Companies in Switzerland can be structured from a selection of 7 types of structure. They include:
a. Joint-Stock Company/corporation (AG/SA) This the most common type of structures adopted by companies in Switzerland. The corporations are legally independent. At least one of the board members or one of the directors should be a legal Swiss and have sole signatory rights. Shareholder’s equity in such a company should be a minimum of CHF 100,000 and half of this amount must be cleared.
b. Sole proprietorship This is a company that has a single owner. It comes second on the list of the most common types of companies in Switzerland. The individual must be a Swiss resident. Individual entrepreneurs, freelancers and small businesses are all under this category of companies. These companies feature unlimited liability.

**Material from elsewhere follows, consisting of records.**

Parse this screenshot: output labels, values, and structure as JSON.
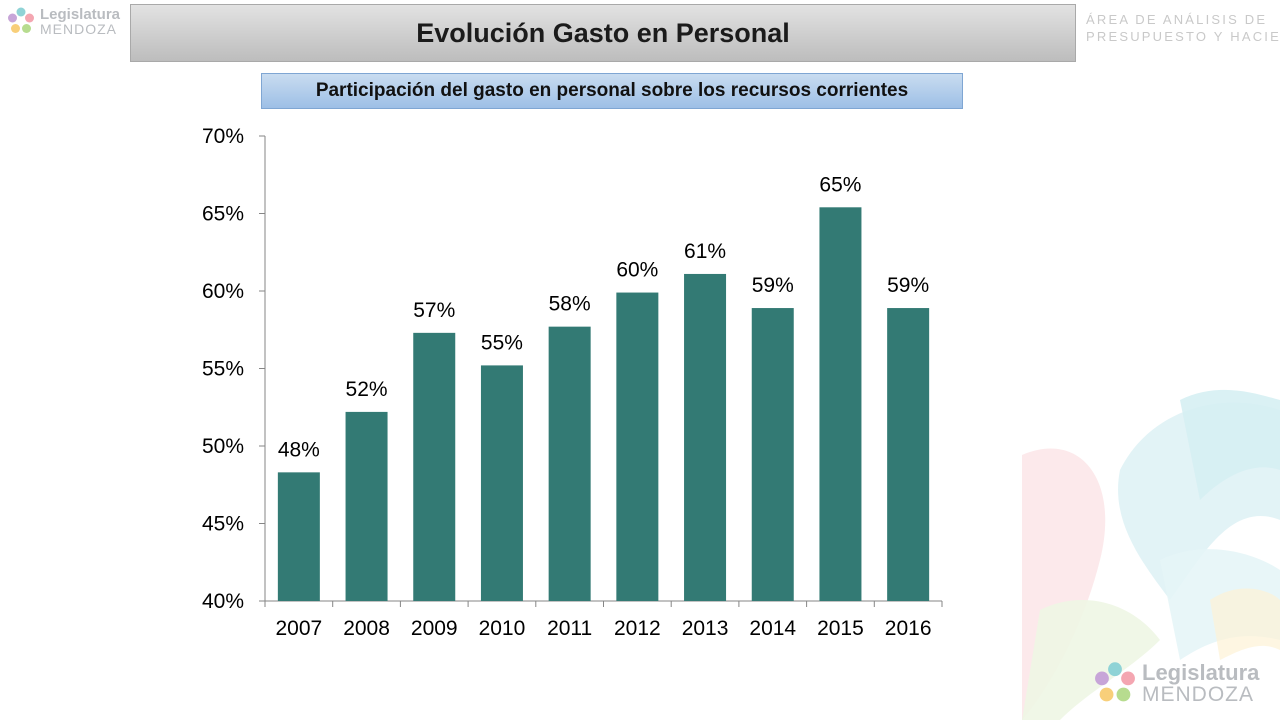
{
  "header": {
    "title": "Evolución Gasto en Personal",
    "area_line1": "ÁREA DE ANÁLISIS DE",
    "area_line2": "PRESUPUESTO Y HACIENDA"
  },
  "logo": {
    "line1": "Legislatura",
    "line2": "MENDOZA"
  },
  "chart_data": {
    "type": "bar",
    "title": "Participación del gasto en personal sobre los recursos corrientes",
    "xlabel": "",
    "ylabel": "",
    "categories": [
      "2007",
      "2008",
      "2009",
      "2010",
      "2011",
      "2012",
      "2013",
      "2014",
      "2015",
      "2016"
    ],
    "values": [
      0.483,
      0.522,
      0.573,
      0.552,
      0.577,
      0.599,
      0.611,
      0.589,
      0.654,
      0.589
    ],
    "data_labels": [
      "48%",
      "52%",
      "57%",
      "55%",
      "58%",
      "60%",
      "61%",
      "59%",
      "65%",
      "59%"
    ],
    "ylim": [
      0.4,
      0.7
    ],
    "yticks": [
      0.4,
      0.45,
      0.5,
      0.55,
      0.6,
      0.65,
      0.7
    ],
    "ytick_labels": [
      "40%",
      "45%",
      "50%",
      "55%",
      "60%",
      "65%",
      "70%"
    ],
    "bar_color": "#337a74",
    "grid": false,
    "legend": false
  }
}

When the sales are more than CHF 100,000 per annum, you have to register with the Chamber of Commerce.
c. General partnership This is like sole proprietorship only with more people running it. It has no limitations on capital and features unlimited liability. However, Swiss residential status is mandatory for all partners with at least one of their names featuring on the Company name; and a Swiss address is a must for the company. These organisations have to be registered under the chamber of commerce and maintain accounts of all profit and loss statements.
d. Limited partnership This type of company is a form of general partnership where two types of partners are featured: the general partner and limited partner. The former has unlimited liability while the latter only has liability up to an amount agreed upon.
e. Limited liability (GmbH/Sàrl) This is a company where its members have joint liability for the company’s debt until the registered capital amount has been attained. The members participate jointly in the management of the firm and nonmembers can also partake in it. The minimum equity for the shareholders is CHF 20,000 half of which must be fully cleared. One of the managing directors with signing authorisation has to be a Swiss resident.
f. Subsidiary This is a company that is legally independent; however, it has affiliations with a foreign corporation. It operates less like a branch of the parent company and more of a Swiss company. It can either be structured as limited liability or corporate company.
g. Branch This is a company that is financially independent but legally dependent on a parent company which is based in another country. The liability falls on the parent company, but the taxes are the liability to the branch independently. To operate a branch in Switzerland, you will need a Swiss citizen who has legal authorisation.